Fantastic work. You are very talented. Can't wait to see the chairs.


----------



## Jeanne000 (Jul 17, 2014)

Gorgeous!! Can't wait to see the chairs.


----------



## Tirzah (May 19, 2006)

Wow, your table is just beautiful! Wonderful craftsmanship. It must be a great feeling knowing that you created something like that from trees. I think $600. would be too low a price.


----------



## christinarobert (Sep 19, 2014)

Fantastic work! This is really a beautiful table. Good job!

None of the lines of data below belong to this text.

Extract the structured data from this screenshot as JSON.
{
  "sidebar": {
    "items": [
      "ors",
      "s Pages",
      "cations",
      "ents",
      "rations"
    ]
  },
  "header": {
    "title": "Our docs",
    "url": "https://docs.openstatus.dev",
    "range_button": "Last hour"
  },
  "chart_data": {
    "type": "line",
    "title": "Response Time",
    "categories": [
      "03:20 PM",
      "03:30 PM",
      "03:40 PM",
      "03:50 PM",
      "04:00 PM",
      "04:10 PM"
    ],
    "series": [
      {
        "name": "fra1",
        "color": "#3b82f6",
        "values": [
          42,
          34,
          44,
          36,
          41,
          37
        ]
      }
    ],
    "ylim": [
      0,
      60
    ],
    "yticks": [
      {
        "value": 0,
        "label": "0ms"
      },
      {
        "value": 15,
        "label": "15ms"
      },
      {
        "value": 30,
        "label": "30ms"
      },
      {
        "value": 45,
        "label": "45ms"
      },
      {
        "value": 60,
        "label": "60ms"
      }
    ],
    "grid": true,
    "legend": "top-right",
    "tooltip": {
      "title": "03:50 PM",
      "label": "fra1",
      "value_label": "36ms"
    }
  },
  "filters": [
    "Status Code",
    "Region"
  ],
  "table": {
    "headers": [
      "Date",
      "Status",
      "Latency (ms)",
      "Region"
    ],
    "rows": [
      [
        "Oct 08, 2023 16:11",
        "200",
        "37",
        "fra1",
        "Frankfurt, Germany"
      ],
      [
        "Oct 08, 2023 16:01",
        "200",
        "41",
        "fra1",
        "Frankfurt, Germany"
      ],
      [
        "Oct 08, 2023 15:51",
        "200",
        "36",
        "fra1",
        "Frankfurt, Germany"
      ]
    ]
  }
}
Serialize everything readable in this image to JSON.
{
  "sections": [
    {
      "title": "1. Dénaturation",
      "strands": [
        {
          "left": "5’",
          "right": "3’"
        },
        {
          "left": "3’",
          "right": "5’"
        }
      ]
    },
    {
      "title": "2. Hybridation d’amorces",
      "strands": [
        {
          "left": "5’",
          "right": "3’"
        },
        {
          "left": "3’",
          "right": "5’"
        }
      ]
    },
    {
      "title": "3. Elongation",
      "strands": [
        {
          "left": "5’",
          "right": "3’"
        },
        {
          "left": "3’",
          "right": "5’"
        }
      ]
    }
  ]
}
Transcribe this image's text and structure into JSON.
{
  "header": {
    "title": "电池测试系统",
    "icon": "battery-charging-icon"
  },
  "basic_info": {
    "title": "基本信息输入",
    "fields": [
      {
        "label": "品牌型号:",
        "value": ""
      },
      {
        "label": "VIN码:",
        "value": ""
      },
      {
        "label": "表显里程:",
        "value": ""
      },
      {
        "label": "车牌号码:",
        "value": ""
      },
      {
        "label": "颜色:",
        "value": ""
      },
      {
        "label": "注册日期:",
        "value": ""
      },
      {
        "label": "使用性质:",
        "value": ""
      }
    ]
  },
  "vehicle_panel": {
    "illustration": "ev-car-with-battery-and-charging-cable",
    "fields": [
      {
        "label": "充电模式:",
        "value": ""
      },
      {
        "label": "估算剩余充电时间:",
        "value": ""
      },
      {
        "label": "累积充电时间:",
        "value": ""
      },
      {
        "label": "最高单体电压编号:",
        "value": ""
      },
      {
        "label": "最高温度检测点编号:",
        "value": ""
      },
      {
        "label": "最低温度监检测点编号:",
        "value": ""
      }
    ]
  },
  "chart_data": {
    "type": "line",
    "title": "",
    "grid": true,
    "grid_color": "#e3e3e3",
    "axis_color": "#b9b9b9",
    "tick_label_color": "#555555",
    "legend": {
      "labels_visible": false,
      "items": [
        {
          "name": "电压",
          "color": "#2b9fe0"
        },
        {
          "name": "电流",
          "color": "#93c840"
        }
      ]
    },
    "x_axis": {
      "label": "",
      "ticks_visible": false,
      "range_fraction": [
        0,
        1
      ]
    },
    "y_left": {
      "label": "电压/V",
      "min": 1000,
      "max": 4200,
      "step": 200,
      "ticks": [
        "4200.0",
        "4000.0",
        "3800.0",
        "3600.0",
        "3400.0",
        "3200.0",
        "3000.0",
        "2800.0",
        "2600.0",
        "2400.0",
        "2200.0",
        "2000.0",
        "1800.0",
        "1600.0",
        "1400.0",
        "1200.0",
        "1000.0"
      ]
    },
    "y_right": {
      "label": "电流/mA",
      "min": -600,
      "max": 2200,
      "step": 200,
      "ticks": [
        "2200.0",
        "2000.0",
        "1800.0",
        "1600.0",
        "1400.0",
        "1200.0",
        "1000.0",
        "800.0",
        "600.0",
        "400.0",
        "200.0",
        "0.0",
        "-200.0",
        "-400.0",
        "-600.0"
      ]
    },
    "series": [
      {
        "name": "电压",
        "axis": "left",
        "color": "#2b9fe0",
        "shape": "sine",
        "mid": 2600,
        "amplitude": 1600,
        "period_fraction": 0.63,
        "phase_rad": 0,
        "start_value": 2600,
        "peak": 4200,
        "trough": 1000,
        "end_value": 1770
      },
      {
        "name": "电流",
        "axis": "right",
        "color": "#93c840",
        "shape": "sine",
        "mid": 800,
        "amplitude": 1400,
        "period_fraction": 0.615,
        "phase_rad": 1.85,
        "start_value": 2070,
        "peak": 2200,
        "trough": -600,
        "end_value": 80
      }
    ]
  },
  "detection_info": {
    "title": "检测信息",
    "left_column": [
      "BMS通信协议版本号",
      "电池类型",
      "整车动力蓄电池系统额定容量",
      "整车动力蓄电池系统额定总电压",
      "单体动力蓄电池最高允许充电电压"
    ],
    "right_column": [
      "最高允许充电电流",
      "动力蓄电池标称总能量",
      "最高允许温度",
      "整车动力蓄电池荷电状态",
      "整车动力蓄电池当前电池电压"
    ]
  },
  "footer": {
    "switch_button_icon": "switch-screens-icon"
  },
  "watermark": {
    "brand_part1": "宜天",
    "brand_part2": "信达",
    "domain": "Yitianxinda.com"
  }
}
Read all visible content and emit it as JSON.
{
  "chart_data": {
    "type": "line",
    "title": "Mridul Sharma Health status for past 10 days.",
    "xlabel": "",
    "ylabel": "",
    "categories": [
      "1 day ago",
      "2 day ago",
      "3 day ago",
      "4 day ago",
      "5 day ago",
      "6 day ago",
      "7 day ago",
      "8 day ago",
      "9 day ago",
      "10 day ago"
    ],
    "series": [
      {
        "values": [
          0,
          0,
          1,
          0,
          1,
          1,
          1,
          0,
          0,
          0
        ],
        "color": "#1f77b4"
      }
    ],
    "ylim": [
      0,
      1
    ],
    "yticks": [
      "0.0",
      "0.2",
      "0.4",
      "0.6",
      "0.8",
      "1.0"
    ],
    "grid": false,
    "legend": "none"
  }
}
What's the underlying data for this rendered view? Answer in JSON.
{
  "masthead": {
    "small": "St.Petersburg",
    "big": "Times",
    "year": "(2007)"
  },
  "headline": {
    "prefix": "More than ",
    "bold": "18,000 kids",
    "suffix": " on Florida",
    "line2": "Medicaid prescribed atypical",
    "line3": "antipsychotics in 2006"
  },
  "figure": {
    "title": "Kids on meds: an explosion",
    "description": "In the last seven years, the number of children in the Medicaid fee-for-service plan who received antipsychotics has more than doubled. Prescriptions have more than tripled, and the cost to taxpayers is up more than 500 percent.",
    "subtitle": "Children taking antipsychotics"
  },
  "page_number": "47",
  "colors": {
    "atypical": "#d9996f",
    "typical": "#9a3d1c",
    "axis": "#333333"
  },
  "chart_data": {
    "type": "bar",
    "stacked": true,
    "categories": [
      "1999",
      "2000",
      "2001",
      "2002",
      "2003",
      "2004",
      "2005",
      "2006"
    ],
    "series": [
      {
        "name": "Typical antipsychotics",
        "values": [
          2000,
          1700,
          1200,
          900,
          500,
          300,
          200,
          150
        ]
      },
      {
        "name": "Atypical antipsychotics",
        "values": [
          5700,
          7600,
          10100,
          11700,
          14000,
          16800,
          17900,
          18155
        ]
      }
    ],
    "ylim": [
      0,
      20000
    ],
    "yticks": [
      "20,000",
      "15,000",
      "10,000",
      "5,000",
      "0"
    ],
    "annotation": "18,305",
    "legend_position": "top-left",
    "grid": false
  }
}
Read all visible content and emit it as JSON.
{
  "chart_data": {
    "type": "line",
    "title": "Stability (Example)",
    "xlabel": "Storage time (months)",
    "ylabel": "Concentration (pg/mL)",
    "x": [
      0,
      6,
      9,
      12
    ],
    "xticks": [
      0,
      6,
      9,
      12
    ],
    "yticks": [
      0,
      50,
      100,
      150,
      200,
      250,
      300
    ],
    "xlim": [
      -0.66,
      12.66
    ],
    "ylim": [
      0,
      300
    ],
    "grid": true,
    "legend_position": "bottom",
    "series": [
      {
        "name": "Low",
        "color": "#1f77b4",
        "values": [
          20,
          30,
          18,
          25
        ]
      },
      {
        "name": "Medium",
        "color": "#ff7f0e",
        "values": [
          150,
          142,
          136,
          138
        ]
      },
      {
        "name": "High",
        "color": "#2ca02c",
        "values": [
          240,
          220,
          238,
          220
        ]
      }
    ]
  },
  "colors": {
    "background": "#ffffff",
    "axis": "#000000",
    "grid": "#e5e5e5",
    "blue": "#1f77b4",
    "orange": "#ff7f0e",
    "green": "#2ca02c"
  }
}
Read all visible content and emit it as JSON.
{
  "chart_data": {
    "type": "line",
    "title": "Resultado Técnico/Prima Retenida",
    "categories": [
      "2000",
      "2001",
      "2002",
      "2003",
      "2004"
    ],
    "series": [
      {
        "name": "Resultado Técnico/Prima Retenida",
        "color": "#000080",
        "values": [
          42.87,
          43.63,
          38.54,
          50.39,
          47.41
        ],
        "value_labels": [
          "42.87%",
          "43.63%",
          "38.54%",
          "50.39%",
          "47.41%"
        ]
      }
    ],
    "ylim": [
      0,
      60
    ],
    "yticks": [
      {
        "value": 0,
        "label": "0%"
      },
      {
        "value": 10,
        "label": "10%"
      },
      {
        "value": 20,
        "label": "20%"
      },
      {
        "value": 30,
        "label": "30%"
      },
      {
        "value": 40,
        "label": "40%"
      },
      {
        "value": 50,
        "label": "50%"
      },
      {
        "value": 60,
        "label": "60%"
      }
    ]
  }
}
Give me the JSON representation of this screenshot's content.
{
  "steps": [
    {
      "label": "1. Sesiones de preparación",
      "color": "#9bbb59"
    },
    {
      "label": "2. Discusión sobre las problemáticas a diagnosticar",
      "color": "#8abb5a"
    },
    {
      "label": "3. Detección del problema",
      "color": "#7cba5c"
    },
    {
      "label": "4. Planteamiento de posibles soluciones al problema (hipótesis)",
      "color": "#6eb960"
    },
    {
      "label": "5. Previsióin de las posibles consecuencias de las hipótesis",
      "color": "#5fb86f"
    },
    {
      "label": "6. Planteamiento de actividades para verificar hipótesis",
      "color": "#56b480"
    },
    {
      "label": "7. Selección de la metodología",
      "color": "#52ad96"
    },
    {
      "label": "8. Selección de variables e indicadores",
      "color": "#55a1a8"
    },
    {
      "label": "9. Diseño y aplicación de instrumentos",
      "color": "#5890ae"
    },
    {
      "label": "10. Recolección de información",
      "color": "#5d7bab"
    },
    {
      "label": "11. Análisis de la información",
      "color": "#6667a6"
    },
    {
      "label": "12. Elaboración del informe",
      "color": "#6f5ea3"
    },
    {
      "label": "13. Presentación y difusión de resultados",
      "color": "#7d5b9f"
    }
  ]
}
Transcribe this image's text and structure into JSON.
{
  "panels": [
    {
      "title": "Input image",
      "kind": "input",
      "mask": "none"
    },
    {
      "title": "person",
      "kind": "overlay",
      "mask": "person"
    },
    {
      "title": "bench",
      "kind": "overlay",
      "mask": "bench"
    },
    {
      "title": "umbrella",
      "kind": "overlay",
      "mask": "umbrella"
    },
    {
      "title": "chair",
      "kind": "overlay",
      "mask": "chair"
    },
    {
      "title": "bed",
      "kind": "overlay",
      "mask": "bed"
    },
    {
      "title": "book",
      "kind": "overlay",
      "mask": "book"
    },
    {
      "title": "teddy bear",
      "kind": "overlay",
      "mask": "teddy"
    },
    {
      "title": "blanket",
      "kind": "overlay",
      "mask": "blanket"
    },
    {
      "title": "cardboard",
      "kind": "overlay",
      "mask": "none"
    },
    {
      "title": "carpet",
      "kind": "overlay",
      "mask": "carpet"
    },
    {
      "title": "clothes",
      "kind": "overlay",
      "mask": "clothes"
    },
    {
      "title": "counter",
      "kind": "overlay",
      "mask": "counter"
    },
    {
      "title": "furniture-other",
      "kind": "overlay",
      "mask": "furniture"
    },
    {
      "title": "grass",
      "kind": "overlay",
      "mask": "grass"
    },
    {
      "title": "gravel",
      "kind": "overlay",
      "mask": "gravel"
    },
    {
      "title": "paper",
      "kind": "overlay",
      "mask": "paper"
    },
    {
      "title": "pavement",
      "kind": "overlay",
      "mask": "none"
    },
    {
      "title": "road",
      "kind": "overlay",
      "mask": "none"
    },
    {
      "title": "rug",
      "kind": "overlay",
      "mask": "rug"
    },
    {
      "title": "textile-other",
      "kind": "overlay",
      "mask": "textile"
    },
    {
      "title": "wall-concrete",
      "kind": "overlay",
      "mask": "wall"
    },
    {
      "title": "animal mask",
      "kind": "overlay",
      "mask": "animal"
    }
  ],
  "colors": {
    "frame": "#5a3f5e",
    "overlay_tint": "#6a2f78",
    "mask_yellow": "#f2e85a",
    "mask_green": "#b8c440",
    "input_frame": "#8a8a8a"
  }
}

--------------------------------
Christina
Unique Indian wedding cards- A gateway to perfectly planned marriage!


----------



## henryriverfarms (Jan 27, 2014)

Ok, why can't I see the picture of the table?


----------



## Vahomesteaders (Jun 4, 2014)

Not sure. It's there


----------



## Dixie Bee Acres (Jul 22, 2013)

Vahomesteaders said:


> I will post pics of the chairs tuesday when they are done. They are a low back straight leg chair.


Any pics yet?


----------



## Candy (May 12, 2002)

I cant see the picture either


----------



## hippygirl (Apr 3, 2010)

OK...why can't I see the pic? All I see is a large outlined box with "Attached Images" above the top left corner.

I wanna seeeeeee...")


----------



## Vahomesteaders (Jun 4, 2014)




----------



## Vahomesteaders (Jun 4, 2014)




----------



## Vahomesteaders (Jun 4, 2014)

Did that work?


----------



## Dixie Bee Acres (Jul 22, 2013)

Table pics show up fine, got any chair pics?


----------



## Vahomesteaders (Jun 4, 2014)

I do. Just got to get them transferred to my new phone.


----------



## hippygirl (Apr 3, 2010)

NICE!!!!!!

You made chairs, too???


----------



## Vahomesteaders (Jun 4, 2014)

Yep. I build all furniture from scratch from local trees I process. I take dead standing timber and turn it into useful things again. I love it!


----------



## Candy (May 12, 2002)

Oh the table is BEAUTIFUL!  You are very talented.


----------



## AngieM2 (May 10, 2002)

Thanks for reposting the photos. There is a glitch the techs are searching for that is causing images before 7/21/14 to maybe not show.


----------